8. März 2026

agentic os: the next ui revolution

all the building blocks for the next ui revolution are on the table. but nobody has put them together correctly. that reminds me of something.

three breaks

in my conscious lifetime i have witnessed two fundamental breaks in human-machine interaction: the first was the graphical interface replacing the command line. i remember the moment i first got to use windows 95; before that i only had an old 286 that could only be operated via cli, which had mostly overwhelmed me in primary school. windows after that was something i could use intuitively, opening up an entirely new world.

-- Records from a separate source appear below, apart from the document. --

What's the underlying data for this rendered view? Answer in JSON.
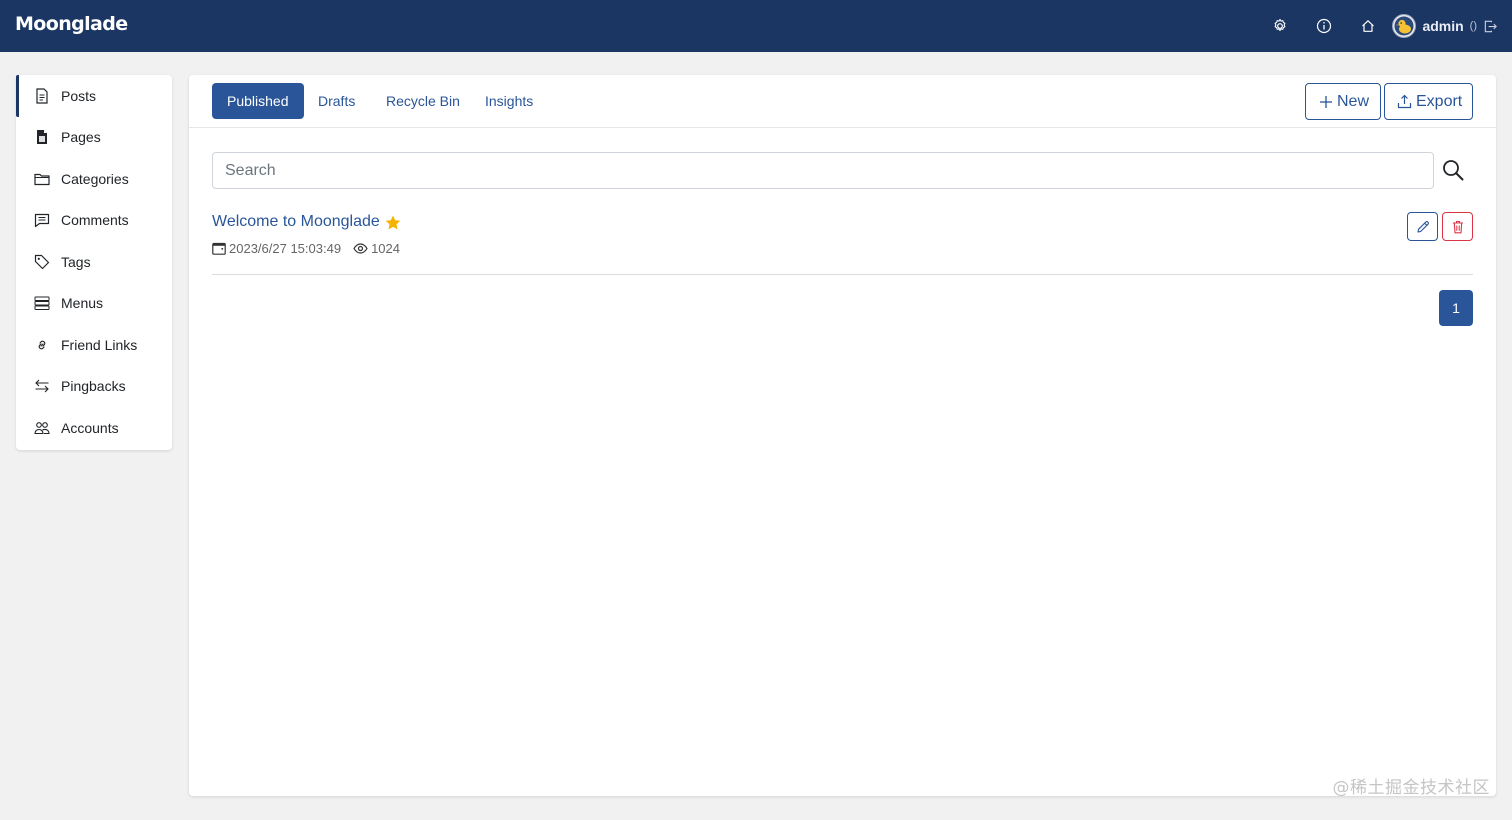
{
  "navbar": {
    "brand": "Moonglade",
    "icons": [
      "gear-icon",
      "info-icon",
      "home-icon"
    ],
    "user": {
      "name": "admin",
      "extra": "()"
    }
  },
  "sidebar": {
    "items": [
      {
        "label": "Posts",
        "icon": "file-text-icon",
        "active": true
      },
      {
        "label": "Pages",
        "icon": "file-icon",
        "active": false
      },
      {
        "label": "Categories",
        "icon": "folder-icon",
        "active": false
      },
      {
        "label": "Comments",
        "icon": "comment-icon",
        "active": false
      },
      {
        "label": "Tags",
        "icon": "tag-icon",
        "active": false
      },
      {
        "label": "Menus",
        "icon": "menu-list-icon",
        "active": false
      },
      {
        "label": "Friend Links",
        "icon": "link-icon",
        "active": false
      },
      {
        "label": "Pingbacks",
        "icon": "arrows-icon",
        "active": false
      },
      {
        "label": "Accounts",
        "icon": "people-icon",
        "active": false
      }
    ]
  },
  "tabs": [
    {
      "label": "Published",
      "active": true
    },
    {
      "label": "Drafts",
      "active": false
    },
    {
      "label": "Recycle Bin",
      "active": false
    },
    {
      "label": "Insights",
      "active": false
    }
  ],
  "toolbar": {
    "new_label": "New",
    "export_label": "Export"
  },
  "search": {
    "placeholder": "Search",
    "value": ""
  },
  "posts": [
    {
      "title": "Welcome to Moonglade",
      "featured": true,
      "date": "2023/6/27 15:03:49",
      "views": "1024"
    }
  ],
  "pagination": {
    "current": "1"
  },
  "watermark": "@稀土掘金技术社区",
  "colors": {
    "navbar": "#1c3664",
    "primary": "#2a5699",
    "danger": "#dc3545",
    "star": "#f5b300"
  }
}
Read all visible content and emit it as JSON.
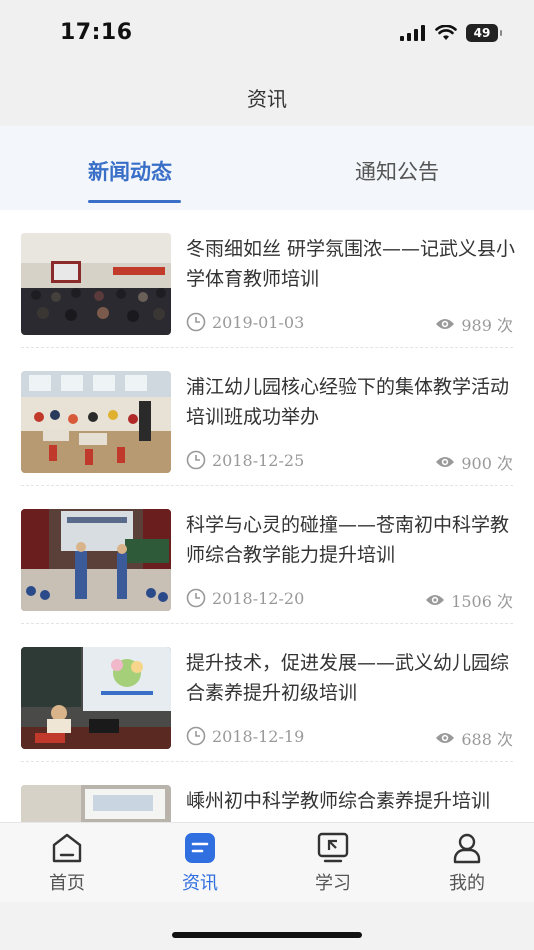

the second break was the smartphone: when i watched steve jobs on the apple keynote livestream, it was one of the few moments in my life where i had a distinct feeling of singular quality: this moment changes the world.

in retrospect, both revolutions followed the same pattern: the technological building blocks existed long before a combination of all blocks was found that worked as a coherent whole. in both cases there was a transition phase — fascinating in hindsight — where new technology was pressed into old metaphors, before eventually a product came along that put everything together correctly. i always find it amusing when you read comments on hacker news or reddit that frame all these inventions as obvious, trivial, and not even new, even though closer inspection shows that this putting-together is much harder than people think.

now, i am certain we are facing another break with existing paradigms. agentic ai, tool use, emotional voice interaction, autonomous agent systems: once again there are many building blocks on the playing field. the assembled system, however, is still missing.

the mouse took 27 years

i didn't consciously experience the first break, but its history is instructive nonetheless. on december 9, 1968, douglas engelbart demonstrates something in san francisco that would later become known as the "mother of all demos" [1]: a mouse, overlapping windows, hypertext links, collaborative real-time work. the future of computing in 90 minutes.

five years later xerox parc builds the alto [2], the first computer with a graphical interface, mouse, icons and windows. the technology works, but the alto is not a product, it's a research project. the xerox star follows in 1981 as a commercial device, but it's too expensive and too slow. when the apple macintosh appears in 1984, it is the first usable consumer computer with a genuine mouse-first interface, and yet it remains a niche product. only windows 95, a full 27 years after engelbart's demo, feels to the general public like an operating system truly built for the mouse.

27 years from invention to mass-market product. and in between: a long phase where the mouse exists, but the interfaces are still designed for the keyboard.

the transition phase

norton commander, 1986. a file manager for dos, two panels side by side, entirely keyboard-driven. from version 3.0 (1989) it gets mouse support, which changes nothing about the fundamental design because the mouse operates an interface built for the keyboard. it works, for power users even superbly, and midnight commander, the open-source successor, is still used today. but it's not a mouse-first interface. it remains the old metaphor with a new input device.

this is not a design flaw. it's a pattern. when a new interaction technology emerges, it is first inserted into existing paradigms. the mouse clicks on text menus. the touchscreen operates miniaturized desktop windows. and the ai agent types into chat windows.

before the iphone

i think it was cebit 2002 when i took a regional train to hannover with a friend. deutsche telekom had set up a huge booth where magenta-clad people walked around pressing a nokia 7650, the first nokia with a built-in camera [3], into your hands. we took a photo and sent it via mms to my email. magical and simultaneously completely useless.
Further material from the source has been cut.